Both Gottlieb and Crowley said the real key to maintaining U.S. leadership in biotech is getting regulators to treat rare diseases that may affect only a few hundred people differently than those with larger patient populations. Rare disease researchers agree, arguing that a streamlined FDA approval process for rare disease treatments would dramatically reduce the cost of bringing a new treatment to market in the United States
David Liu, a gene editing pioneer whose lab at Harvard University and the Broad Institute is at the cutting edge of genetic research, said he has asked the FDA to take a more lenient stance in evaluating new treatments for rare diseases. One example Liu pointed to: Current guidelines for cell and gene therapies require a company to have three full production runs before a treatment can receive final approval.
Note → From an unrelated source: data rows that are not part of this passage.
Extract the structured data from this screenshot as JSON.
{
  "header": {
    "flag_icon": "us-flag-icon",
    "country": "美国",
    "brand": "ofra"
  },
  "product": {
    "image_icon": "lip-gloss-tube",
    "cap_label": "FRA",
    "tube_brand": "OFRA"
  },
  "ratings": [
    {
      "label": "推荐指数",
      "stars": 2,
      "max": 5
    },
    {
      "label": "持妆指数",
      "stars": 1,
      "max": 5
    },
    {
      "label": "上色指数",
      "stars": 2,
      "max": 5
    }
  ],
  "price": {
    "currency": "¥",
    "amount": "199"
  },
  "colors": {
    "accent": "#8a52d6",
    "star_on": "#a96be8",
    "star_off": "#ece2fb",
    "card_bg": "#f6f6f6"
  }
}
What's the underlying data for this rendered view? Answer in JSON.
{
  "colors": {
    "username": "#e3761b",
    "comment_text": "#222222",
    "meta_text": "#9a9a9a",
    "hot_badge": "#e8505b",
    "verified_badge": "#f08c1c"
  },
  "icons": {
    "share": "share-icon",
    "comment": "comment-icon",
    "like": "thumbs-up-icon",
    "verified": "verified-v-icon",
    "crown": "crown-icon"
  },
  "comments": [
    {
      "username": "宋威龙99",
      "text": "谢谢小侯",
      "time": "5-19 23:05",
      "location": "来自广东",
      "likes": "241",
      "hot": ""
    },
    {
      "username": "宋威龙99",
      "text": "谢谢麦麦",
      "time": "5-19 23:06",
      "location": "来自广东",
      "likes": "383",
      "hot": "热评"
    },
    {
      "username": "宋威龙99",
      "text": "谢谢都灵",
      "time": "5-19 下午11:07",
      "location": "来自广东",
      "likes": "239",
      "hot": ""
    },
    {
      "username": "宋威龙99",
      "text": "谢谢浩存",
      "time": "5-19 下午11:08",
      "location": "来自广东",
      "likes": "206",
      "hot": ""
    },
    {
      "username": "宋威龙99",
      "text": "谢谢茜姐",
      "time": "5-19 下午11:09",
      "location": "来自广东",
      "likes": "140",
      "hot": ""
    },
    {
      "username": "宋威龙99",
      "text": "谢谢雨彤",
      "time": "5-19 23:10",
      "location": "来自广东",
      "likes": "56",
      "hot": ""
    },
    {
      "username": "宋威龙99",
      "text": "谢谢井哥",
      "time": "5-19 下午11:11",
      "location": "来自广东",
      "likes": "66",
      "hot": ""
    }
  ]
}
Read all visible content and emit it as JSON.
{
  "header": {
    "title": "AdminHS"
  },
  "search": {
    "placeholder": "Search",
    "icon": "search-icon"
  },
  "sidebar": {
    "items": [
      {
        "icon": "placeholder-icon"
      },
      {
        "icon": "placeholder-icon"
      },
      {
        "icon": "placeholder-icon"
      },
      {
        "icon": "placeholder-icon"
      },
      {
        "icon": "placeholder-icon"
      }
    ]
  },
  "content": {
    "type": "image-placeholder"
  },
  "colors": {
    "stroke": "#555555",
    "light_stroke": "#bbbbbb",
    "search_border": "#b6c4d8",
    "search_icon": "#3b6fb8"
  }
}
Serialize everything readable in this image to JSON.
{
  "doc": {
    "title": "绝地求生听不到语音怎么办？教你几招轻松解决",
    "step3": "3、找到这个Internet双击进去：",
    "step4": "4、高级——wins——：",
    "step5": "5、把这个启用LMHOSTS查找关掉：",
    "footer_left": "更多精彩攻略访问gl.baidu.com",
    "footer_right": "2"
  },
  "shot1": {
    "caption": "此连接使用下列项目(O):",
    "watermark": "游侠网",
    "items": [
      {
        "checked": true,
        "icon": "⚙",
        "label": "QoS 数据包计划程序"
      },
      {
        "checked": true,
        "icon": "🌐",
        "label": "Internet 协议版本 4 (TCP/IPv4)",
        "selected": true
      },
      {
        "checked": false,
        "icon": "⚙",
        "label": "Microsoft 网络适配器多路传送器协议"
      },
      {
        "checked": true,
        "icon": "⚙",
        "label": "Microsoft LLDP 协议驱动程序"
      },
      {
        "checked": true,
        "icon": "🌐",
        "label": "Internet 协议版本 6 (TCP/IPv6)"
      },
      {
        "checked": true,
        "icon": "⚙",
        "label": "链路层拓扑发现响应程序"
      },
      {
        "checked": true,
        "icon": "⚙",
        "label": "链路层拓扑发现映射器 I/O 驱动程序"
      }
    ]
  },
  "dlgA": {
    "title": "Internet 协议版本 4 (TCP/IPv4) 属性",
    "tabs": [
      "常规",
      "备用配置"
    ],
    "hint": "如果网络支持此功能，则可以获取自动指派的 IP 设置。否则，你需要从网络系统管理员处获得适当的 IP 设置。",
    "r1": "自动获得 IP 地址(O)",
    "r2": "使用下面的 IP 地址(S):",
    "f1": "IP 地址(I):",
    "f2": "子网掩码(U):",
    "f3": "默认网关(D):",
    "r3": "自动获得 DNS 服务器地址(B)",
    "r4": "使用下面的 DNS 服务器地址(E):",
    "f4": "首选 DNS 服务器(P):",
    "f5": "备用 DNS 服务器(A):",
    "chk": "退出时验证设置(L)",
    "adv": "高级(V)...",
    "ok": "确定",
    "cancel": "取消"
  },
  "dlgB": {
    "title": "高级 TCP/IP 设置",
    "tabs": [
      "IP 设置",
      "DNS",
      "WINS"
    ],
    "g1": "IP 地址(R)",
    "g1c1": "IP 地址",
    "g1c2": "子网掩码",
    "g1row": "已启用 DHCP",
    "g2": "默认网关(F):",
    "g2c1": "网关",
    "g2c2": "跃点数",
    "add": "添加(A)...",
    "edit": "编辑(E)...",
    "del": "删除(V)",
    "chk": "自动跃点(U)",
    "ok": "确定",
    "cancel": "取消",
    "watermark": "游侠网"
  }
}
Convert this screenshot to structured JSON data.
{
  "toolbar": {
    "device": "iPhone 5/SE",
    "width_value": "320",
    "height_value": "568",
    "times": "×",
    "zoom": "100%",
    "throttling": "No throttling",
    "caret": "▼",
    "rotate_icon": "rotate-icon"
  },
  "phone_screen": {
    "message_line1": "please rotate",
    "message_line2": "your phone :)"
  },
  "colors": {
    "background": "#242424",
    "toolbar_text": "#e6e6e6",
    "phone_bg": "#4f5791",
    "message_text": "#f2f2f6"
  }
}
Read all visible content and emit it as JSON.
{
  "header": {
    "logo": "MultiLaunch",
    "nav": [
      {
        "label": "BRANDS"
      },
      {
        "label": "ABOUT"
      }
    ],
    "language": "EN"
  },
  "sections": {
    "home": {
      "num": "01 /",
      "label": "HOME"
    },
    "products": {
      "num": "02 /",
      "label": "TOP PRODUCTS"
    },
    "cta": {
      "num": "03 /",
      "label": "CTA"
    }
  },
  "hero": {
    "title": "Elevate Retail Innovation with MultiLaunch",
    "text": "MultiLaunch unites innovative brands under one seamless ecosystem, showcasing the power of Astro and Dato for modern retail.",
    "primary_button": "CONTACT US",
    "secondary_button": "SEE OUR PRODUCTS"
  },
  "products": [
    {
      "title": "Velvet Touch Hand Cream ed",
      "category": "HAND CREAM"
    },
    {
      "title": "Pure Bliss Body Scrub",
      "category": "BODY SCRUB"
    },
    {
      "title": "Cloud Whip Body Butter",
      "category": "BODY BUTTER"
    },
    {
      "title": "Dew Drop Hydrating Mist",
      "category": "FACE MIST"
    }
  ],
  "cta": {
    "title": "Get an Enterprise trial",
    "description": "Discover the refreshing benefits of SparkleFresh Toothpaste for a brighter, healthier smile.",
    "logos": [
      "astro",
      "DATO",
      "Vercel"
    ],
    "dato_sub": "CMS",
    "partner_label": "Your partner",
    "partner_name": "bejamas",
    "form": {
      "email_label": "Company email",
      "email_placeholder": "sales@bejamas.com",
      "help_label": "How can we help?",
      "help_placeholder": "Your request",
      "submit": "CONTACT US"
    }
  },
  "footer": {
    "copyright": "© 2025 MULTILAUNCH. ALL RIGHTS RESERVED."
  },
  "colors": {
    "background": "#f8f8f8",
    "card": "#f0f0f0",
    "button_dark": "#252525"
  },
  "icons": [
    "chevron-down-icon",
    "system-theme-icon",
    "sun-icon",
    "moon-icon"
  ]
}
“A full production run for gene editing treatments for rare genetic diseases typically costs $7 million,” Liu said. “One production run can typically treat more patients than there are in the world, so you’re just asking companies to throw away an additional $14 million.”
Critics of current FDA guidelines argue that using different standards for treating rare diseases would reduce development costs and help drugs get to the people who need them more quickly, and that it could spark a new wave of investment in the area.
“Let’s think creatively,” Crowley said. “Don’t apply the same standards for a rare disease affecting 100 children to a treatment developed for a disease affecting millions of people.”
“We need a system that works better,” he said.